5. Après l'expiration du délai de recours contentieux, une telle contestation peut être formée par voie d'exception à l'appui de conclusions dirigées contre une décision administrative ultérieure prise pour l'application de l'acte réglementaire ou dont ce dernier constitue la base légale. Elle peut aussi prendre la forme d'un recours pour excès de pouvoir dirigé contre la décision refusant d'abroger l'acte réglementaire. Si, dans le cadre de ces deux contestations, la légalité des règles fixées par l'acte réglementaire, la compétence de son auteur et l'existence d'un détournement de pouvoir peuvent être utilement critiquées, il n'en va pas de même des conditions d'édiction de cet acte, les vices de forme et de procédure dont il serait entaché ne pouvant être utilement invoqués que dans le cadre du recours pour excès de pouvoir dirigé contre l'acte réglementaire lui-même et introduit avant l'expiration du délai de recours contentieux.

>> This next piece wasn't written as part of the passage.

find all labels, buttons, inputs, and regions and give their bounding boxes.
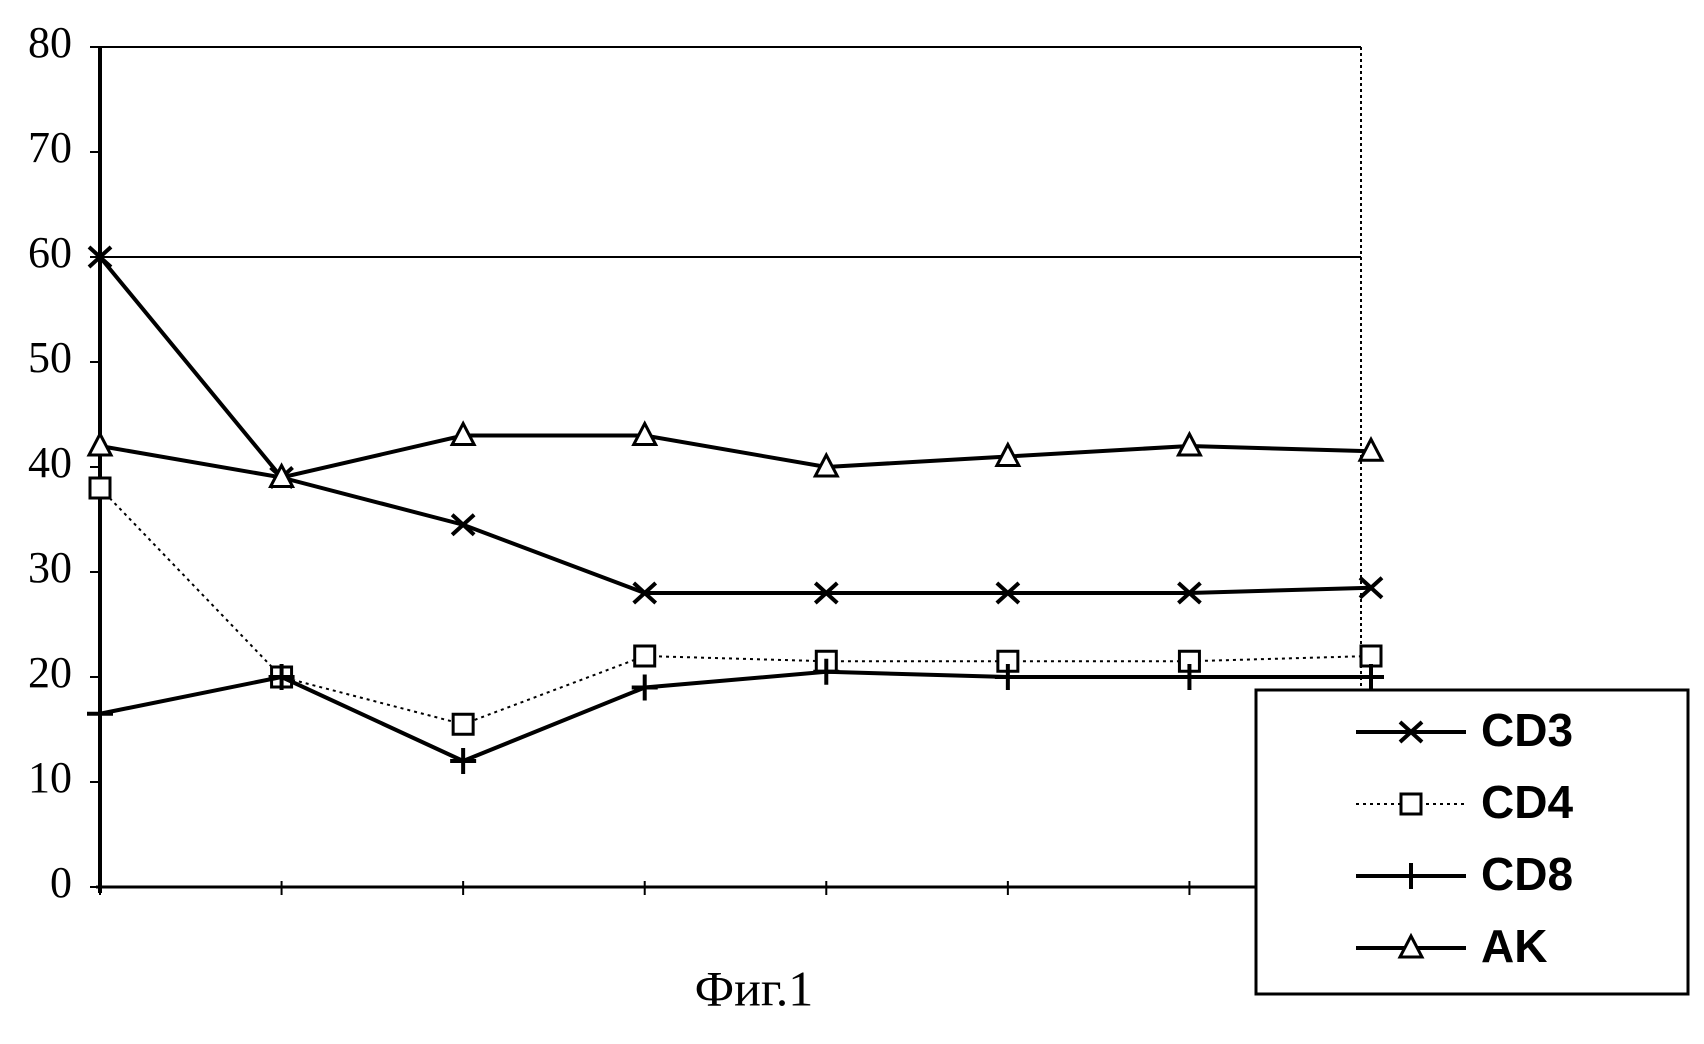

6. Il résulte de ce qui précède que la SCI appelante ne peut utilement invoquer par la voie de l'exception, à l'appui de ses conclusions tendant à l'annulation pour excès de pouvoir du refus d'abroger l'arrêté du 23 juin 2011, l'illégalité de l'arrêté du 30 mai 2007 par lequel le préfet de l'Hérault a prescrit l'élaboration du PPRI aux motifs du défaut d'accomplissement des formalités de publicité de cet arrêté, de l'absence de désignation du service déconcentré de l'État en charge de l'instruction du plan de prévention en méconnaissance de l'article R. 562-2 du code de l'environnement et de l'absence de définition des modalités de la concertation et de l'absence de pertinence de la définition du périmètre du PPRI limité au seul territoire de la commune de Sérignan. La société appelante ne peut pas davantage utilement soutenir que l'arrêté contesté du 23 juin 2011 comporte des documents graphiques insuffisamment précis, ce moyen étant également inopérant.

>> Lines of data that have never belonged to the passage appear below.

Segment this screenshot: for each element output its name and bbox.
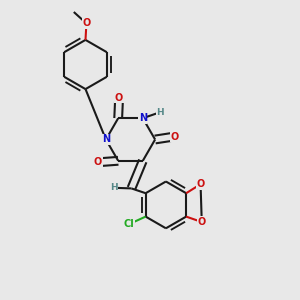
Text: H: H (110, 183, 118, 192)
Text: O: O (196, 179, 205, 189)
Text: Cl: Cl (124, 219, 134, 229)
Text: N: N (139, 113, 147, 123)
Text: O: O (115, 93, 123, 103)
Text: O: O (170, 131, 179, 142)
Text: N: N (102, 134, 110, 145)
Text: H: H (156, 108, 164, 117)
Text: O: O (82, 18, 91, 28)
Text: O: O (94, 157, 102, 167)
Text: O: O (198, 217, 206, 227)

7. Aux termes de l'article L. 562-8 du code de l'environnement : " Dans les parties submersibles des vallées et dans les autres zones inondables, les plans de prévention des risques naturels prévisibles définissent, en tant que de besoin, les interdictions et les prescriptions techniques à respecter afin d'assurer le libre écoulement des eaux et la conservation, la restauration ou l'extension des champs d'inondation. ".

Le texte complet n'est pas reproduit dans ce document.